In 1947, Peshawar became part of the newly created Pakistan after
politicians from the Frontier decided to join the state. While a large
majority of people approved this action, a small minority, including Abdul Ghaffar Khan,
believed that South Asians could form a confederation; however, the
call for a united India was deeply unpopular with the local people. A
small, but powerful, minority believed that the province should have
been absorbed into Afghanistan, because Peshawar had been part of
Afghanistan before the British connected it to the rest of India. There
was also a call for the creation of Pashtunistan,
an independent state separate from both Pakistan and Afghanistan. At
the time most of the population of Peshawar were Pashtuns who spoke Peshawari Pashto, a dialect of native tongue of Afghanistan.
Until the mid-1950s, Peshawar was enclosed within a city wall and
sixteen gates. Of the old city gates, the most famous was the "Kabuli
Gate", and in January 2012, an announcement was made by Siraj Ahmed
Khan, the Peshawar District Coordination Officer at the time: "In due
course of time, all the gates around the old city will be restored." —
Imran Rasheed, an author who has written extensively on the history of
Peshawar has explained:
Old Peshawar was divided into three separate walled communities, Gunj, Dhaki Nalbandi and Sard Chah quarters. Under the Sikhs, the Italian mercenary governor of Peshawar, General Paolo Avitabile, popularly known as Abu Tabela, demolished the walls around these quarters and built a single wall around the old city.[29]
Peshawar's size or capacity has not grown in direct proportion to the
city's population and pollution and overcrowding have negatively
impacted upon the city in modern times. In addition to the increase in
population, the high number of Afghan transportation vehicles that pass
through the city have contributed to the degradation of the city's air
quality:
Carbon monoxide, nitrogen oxides, smoke, dust, hydrocarbons and tetraethyl lead are the main components of vehicular emissions poured into the urban air. Fuel adulteration and use of ill-maintained vehicles enhances emissions from motor vehicle exhaust. A large amount of suspended dust is generated due to vehicles driving on unpaved road shoulders, poorly maintained and overcrowded roads. In Peshawar, being a boarder city of Afghanistan, the large influx of Afghan transporters has greatly increased the problem of air pollution.[30]

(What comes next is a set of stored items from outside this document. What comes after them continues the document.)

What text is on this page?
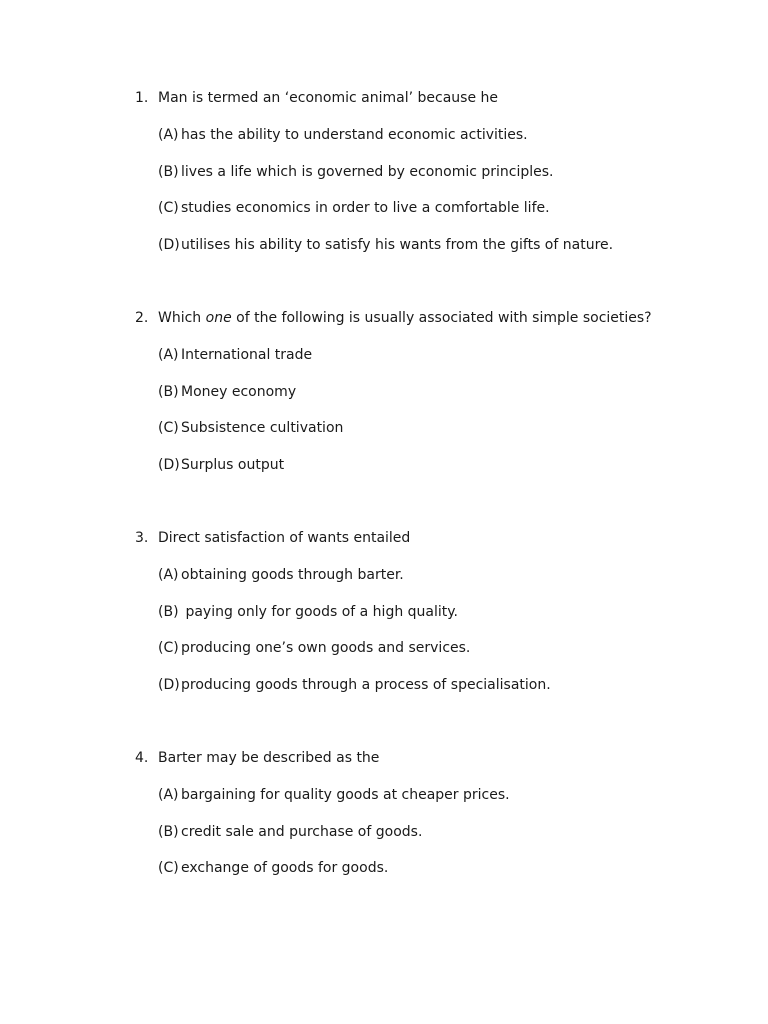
1. Man is termed an ‘economic animal’ because he
(A) has the ability to understand economic activities.
(B) lives a life which is governed by economic principles.
(C) studies economics in order to live a comfortable life.
(D)utilises his ability to satisfy his wants from the gifts of nature.
2. Which one of the following is usually associated with simple societies?
(A) International trade
(B) Money economy
(C) Subsistence cultivation
(D)Surplus output
3. Direct satisfaction of wants entailed
(A) obtaining goods through barter.
(B) paying only for goods of a high quality.
(C) producing one’s own goods and services.
(D)producing goods through a process of specialisation.
4. Barter may be described as the
(A) bargaining for quality goods at cheaper prices.
(B) credit sale and purchase of goods.
(C) exchange of goods for goods.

During the Soviet war in Afghanistan in the 1980s, Peshawar served as a political centre for the CIA and the Inter-Services Intelligence-trained mujahideen groups based in the camps of Afghan refugees, such as at the refugee camp of Jalozai.
Soviet agents often infiltrated these organisations and violence often
erupted on Peshawar's streets, as it was the scene of a proxy conflict
between Soviet agents and US-backed insurgents.
There was a total of approximately 100,000 Afghans registered in Peshawar during the 1988 election, when Benazir Bhutto was running for Prime Minister of Pakistan; although, in addition to this estimate, hundreds of thousands of Afghan refugees were in the city "illegally".[31]
The Afghans rebuked being labeled as illegal citizens, since they claim
Peshawar belongs to Afghanistan and was illegally taken away from them
to be given to British backed India by the British. Many of the ethnic
Pashtun Afghans reside in Peshawar with relative ease and many still
remain in Peshawar since to them it is home.
As of 2012, Peshawar continues to link Pakistan with Afghanistan and
Central Asia. Peshawar has emerged as an important regional city of
Pakistan and the city remains a focal point for Pashtun culture. Like the surrounding region, Peshawar was at the crossroads of the struggle between the extremist Taliban
and moderates, liberals, and Pashtun nationalists. As a demonstration
of their determination to destroy Pashtun icons, the Pakistani Taliban
bombed the shrine of the Pashtun poet, Rahman Baba, in 2009.[32]